Пушкин снова фыркнул (порой мне казалось, что это — единственная доступная ему эмоция), Пан разгладил косматую бороду, а Генрих с уважением улыбнулся.
— Тогда поведай, что нам делать, — проворчал помещик. — Потому что на данный момент у нас нет ничего, кроме желания поскорее все это закончить.
— И думай побыстрее, — оружейник высунулся из окна. — А то уже идут гости с вилами и факелами.
Пушкин несколько приукрасил картину — к центральной площади действительно стекались подсвеченные масляными фонарями ручейки.

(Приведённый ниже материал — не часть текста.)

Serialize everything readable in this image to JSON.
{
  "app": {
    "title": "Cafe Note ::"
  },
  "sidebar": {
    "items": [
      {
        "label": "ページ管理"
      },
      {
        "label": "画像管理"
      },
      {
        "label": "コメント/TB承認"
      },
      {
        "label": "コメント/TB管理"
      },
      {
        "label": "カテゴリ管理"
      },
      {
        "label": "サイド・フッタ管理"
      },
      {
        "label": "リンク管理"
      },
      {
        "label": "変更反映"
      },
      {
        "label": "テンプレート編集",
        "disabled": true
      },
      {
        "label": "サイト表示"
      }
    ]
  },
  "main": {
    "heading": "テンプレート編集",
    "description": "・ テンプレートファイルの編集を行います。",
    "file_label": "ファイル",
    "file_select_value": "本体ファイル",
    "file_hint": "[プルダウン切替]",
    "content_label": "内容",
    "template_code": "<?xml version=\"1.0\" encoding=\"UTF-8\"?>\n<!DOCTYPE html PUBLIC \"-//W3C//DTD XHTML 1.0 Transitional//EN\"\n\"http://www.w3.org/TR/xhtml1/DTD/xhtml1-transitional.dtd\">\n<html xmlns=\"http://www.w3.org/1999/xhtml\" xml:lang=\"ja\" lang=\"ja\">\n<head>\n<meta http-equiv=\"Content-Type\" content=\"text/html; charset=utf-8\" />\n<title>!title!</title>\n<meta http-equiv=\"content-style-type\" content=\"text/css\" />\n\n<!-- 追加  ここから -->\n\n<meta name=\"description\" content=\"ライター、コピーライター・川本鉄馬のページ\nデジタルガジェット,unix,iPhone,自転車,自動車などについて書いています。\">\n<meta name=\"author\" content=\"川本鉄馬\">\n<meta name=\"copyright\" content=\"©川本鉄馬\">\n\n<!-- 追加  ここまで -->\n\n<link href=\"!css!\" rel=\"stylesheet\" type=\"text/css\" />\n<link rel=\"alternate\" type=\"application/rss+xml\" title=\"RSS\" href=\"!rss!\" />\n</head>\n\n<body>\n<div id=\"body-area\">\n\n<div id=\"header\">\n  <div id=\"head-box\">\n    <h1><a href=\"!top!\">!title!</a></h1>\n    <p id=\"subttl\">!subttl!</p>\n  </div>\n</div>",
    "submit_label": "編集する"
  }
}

Но не с вилами, а с винтовками — в полумраке разглядел и синие мундиры городовых, и черные бушлаты морской пехоты, и потертые тройки работяг и клетчатые кепки шпаны.
Делегации стекались с трех сторон и строились в неровные ряды перед сгоревшим зданием мэрии. И пока бойцы занимали порядки, к ним подтягивались гражданские — в основном женщины и подростки.
Почти все несли узелки с нехитрыми припасами, разномастные бутылки и кувшины с водой. Все это добро складывалось у ворот Академии, и под конец процессии горка выросла до середины каменной стены.
Но жители не уходили, а продолжали собираться у входа, и в свете ламп и фонарей я видел обращенные на шпиль лица. Люди смотрели на нас как на последнюю надежду перед неминуемым уничтожением, и почти у всех в глазах стояли слезы.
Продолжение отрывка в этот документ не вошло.